Senza contare i numerosi arresti di oppositori politici, giornalisti, avvocati o semplici cittadini che hanno manifestato contro il governo. Ad aiutare Erdogan è anche l’asservimento quasi totale dei media.

Come già visto durante la campagna elettorale del 2023, il partito di governo ha avuto un’esposizione mediatica largamente superiore rispetto ai suoi avversari, maggiormente attivi sui social. Non sorprende dunque che i media mainstream abbiano celebrano non tanto la vittoria dell’opposizione, quanto quella della democrazia, citando le parole del capo di Stato.

Parlare di democrazia in Turchia, però, non è del tutto corretto. I cittadini possono ancora andare a votare, ma considerato il controllo del governo sui mezzi di informazione, sulla giustizia e in generale sulla vita politica del paese è difficile parlare di elezioni veramente libere e giuste.

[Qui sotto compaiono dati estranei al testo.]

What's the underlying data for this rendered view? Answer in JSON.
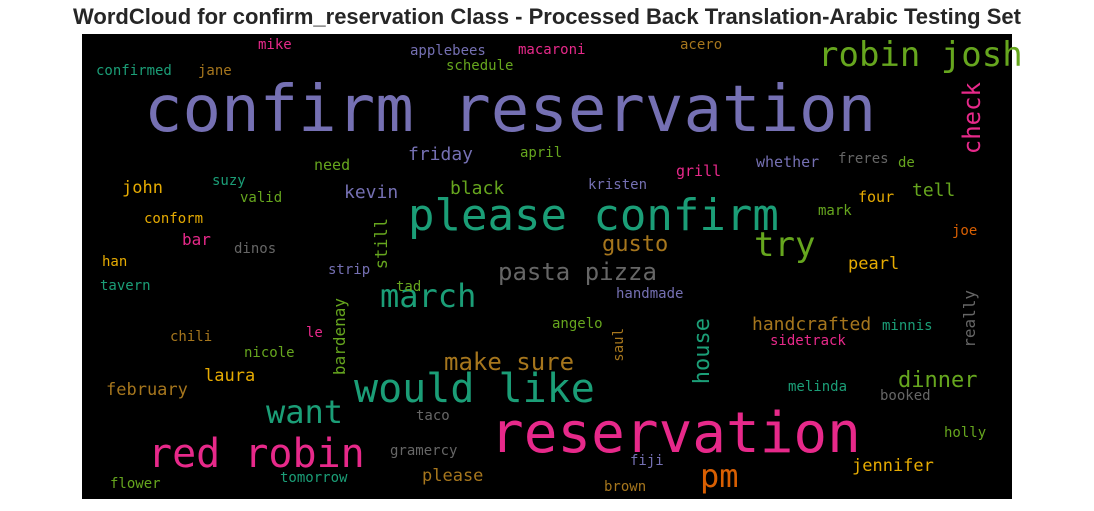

Adesso gli occhi sono puntati sulle elezioni presidenziali del 2028. Erdogan non potrebbe più ripresentarsi avendo ormai raggiunto il numero massimo di mandati, mentre il Chp sembra pronto a correre da solo - anziché alla guida di una coalizione larga come successo a maggio - ma i prossimi quattro anni potrebbero riservare importanti sorprese.